In the aftermath of Clinton’s failure, health-care reformers swung far to the other side. Rather than building a plan in which almost everyone lost their insurance, they began trying to build plans in which almost no one lost their insurance — and selling them under the promise that literally no one would.

Klein is right that it takes a certain chutzpah for Clinton to kick sand in Obama’s face in order to help his wife’s potential 2016 presidential campaign. But Klein’s argument only goes so far. Klein is essentially arguing that Clinton’s health-care experience had two major effects on the current law: that it would be crafted to minimize insurance turnover, and that Obama would have to sell the plan by pushing a major falsehood. Neither of those two things is true, but the latter–that Clinton deserves the blame for someone else’s lie–seems pretty unjustifiable.

The idea that ObamaCare was designed to enable people to keep their insurance is not accurate. As we know, it was designed to kick large numbers of people off their insurance by rendering many existing plans noncompliant. But the more important part of Clinton’s statement is that Obama should keep his promise, because it’s unclear, as Politico explains, that he can:

Allowing the 2013 plans to continue to operate into 2014 — a proposal that has generated interest in Congress — is considered unlikely. Insurers wouldn’t be able to quickly restore plans that are already being shut down and it would undercut some central promises of Obama’s signature law.

Jonathan Gruber, one of the authors of the Massachusetts health plan and an MIT economics professor, says such an idea is impractical. There is no “free lunch” in which people can just decide not to join the Obamacare plans, which were priced on the assumption that the insurers would get a certain number of customers.

The White House is “just reacting to one broken promise by imposing a much larger and harmful one: our promise to insurers that if they priced fairly, we would deliver a broad pool of insured,” Gruber wrote in an email. “If you allow the healthy enrollees to stay out in their old policy, the insurers lose money and the program falls apart.”

The “keep your insurance” nonsense wasn’t the only broken promise, and fixing it may require breaking other promises. ObamaCare was always unwise policy, but it’s becoming clear to the public just how faulty this reform law is. That surely has something to do with the latest dismal polling on Obama from Quinnipiac. The most telling result in the poll is probably the fact that when asked whether they trust Obama or Republicans in Congress more on health care, congressional Republicans edge the president 43-42 percent. Here’s Quinnipiac’s trend chart to show the significance of it:


The president has dropped eleven points on that question since his high of July 2009. But the danger here is not just that Americans find Republicans more trustworthy on the president’s signature issue. It’s that these numbers may not represent the president’s floor.

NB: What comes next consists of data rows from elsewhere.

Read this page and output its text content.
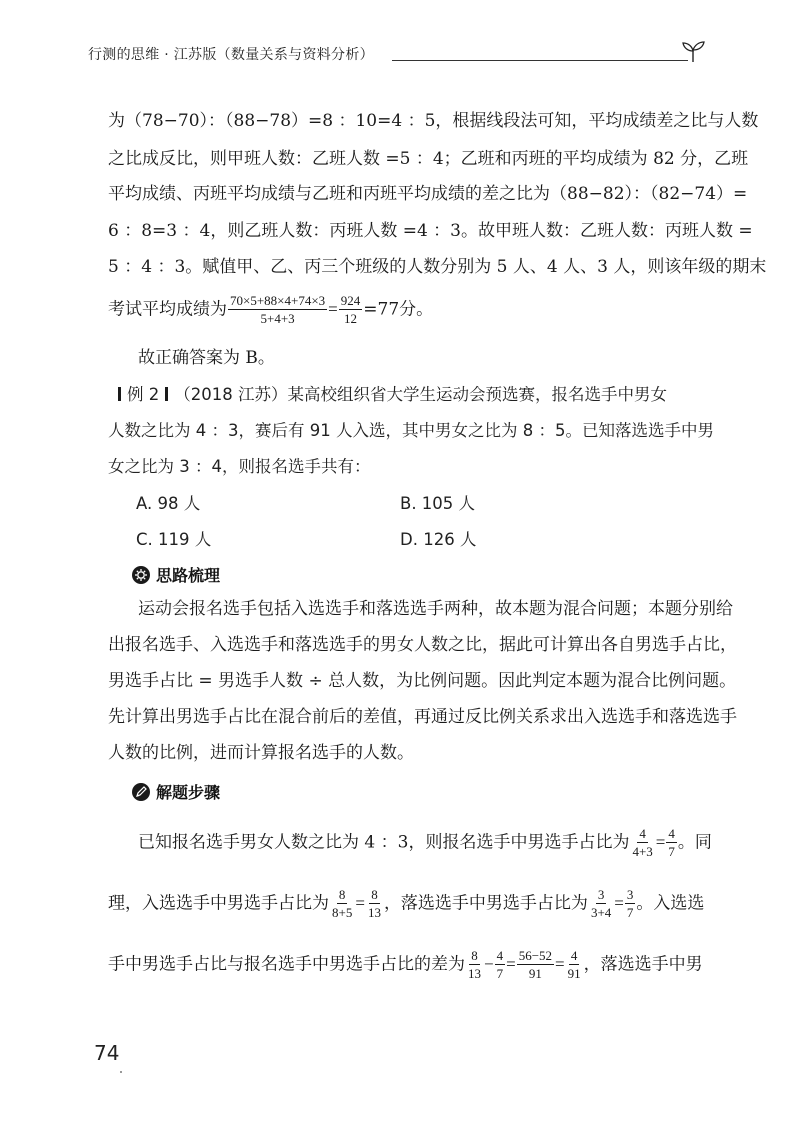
行测的思维 · 江苏版（数量关系与资料分析）
为（78−70）：（88−78）=8 ：10=4 ：5，根据线段法可知，平均成绩差之比与人数
之比成反比，则甲班人数：乙班人数 =5 ：4；乙班和丙班的平均成绩为 82 分，乙班
平均成绩、丙班平均成绩与乙班和丙班平均成绩的差之比为（88−82）：（82−74）=
6 ：8=3 ：4，则乙班人数：丙班人数 =4 ：3。故甲班人数：乙班人数：丙班人数 =
5 ：4 ：3。赋值甲、乙、丙三个班级的人数分别为 5 人、4 人、3 人，则该年级的期末
考试平均成绩为 $\frac{70\times 5+88\times 4+74\times 3}{5+4+3} = \frac{924}{12} =77$分。
故正确答案为 B。
例 2 （2018 江苏）某高校组织省大学生运动会预选赛，报名选手中男女
人数之比为 4 ：3，赛后有 91 人入选，其中男女之比为 8 ：5。已知落选选手中男
女之比为 3 ：4，则报名选手共有：
A. 98 人	B. 105 人
C. 119 人	D. 126 人
思路梳理
运动会报名选手包括入选选手和落选选手两种，故本题为混合问题；本题分别给
出报名选手、入选选手和落选选手的男女人数之比，据此可计算出各自男选手占比，
男选手占比 = 男选手人数 ÷ 总人数，为比例问题。因此判定本题为混合比例问题。
先计算出男选手占比在混合前后的差值，再通过反比例关系求出入选选手和落选选手
人数的比例，进而计算报名选手的人数。
解题步骤
已知报名选手男女人数之比为 4 ：3，则报名选手中男选手占比为 $\frac{4}{4+3} = \frac{4}{7}$ 。同
理，入选选手中男选手占比为 $\frac{8}{8+5} = \frac{8}{13}$ ，落选选手中男选手占比为 $\frac{3}{3+4} = \frac{3}{7}$ 。入选选
手中男选手占比与报名选手中男选手占比的差为 $\frac{8}{13} - \frac{4}{7} = \frac{56-52}{91} = \frac{4}{91}$ ，落选选手中男
74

It now appears, as the Washington Post reports, that the website may not be fixed by its end-of-November deadline. In light of the other issues, the website may seem like the least of the administration’s troubles. But it’s not, because if the numbers of those who get kicked off their insurance plans keep rising, and those policies can’t be reinstated, then a broken exchange website means that ObamaCare will have cost many their insurance and is now keeping them from getting new insurance.

They can extend the deadline for compliance with the individual mandate all they want: those losing their insurance due to the health-care law that is also preventing them from getting new insurance are probably not worrying primarily about the mandate noncompliance penalty. They are worried about the rest of the damage ObamaCare is doing to their health care and that of millions of others because of a promise that wasn’t, and probably can’t be, kept.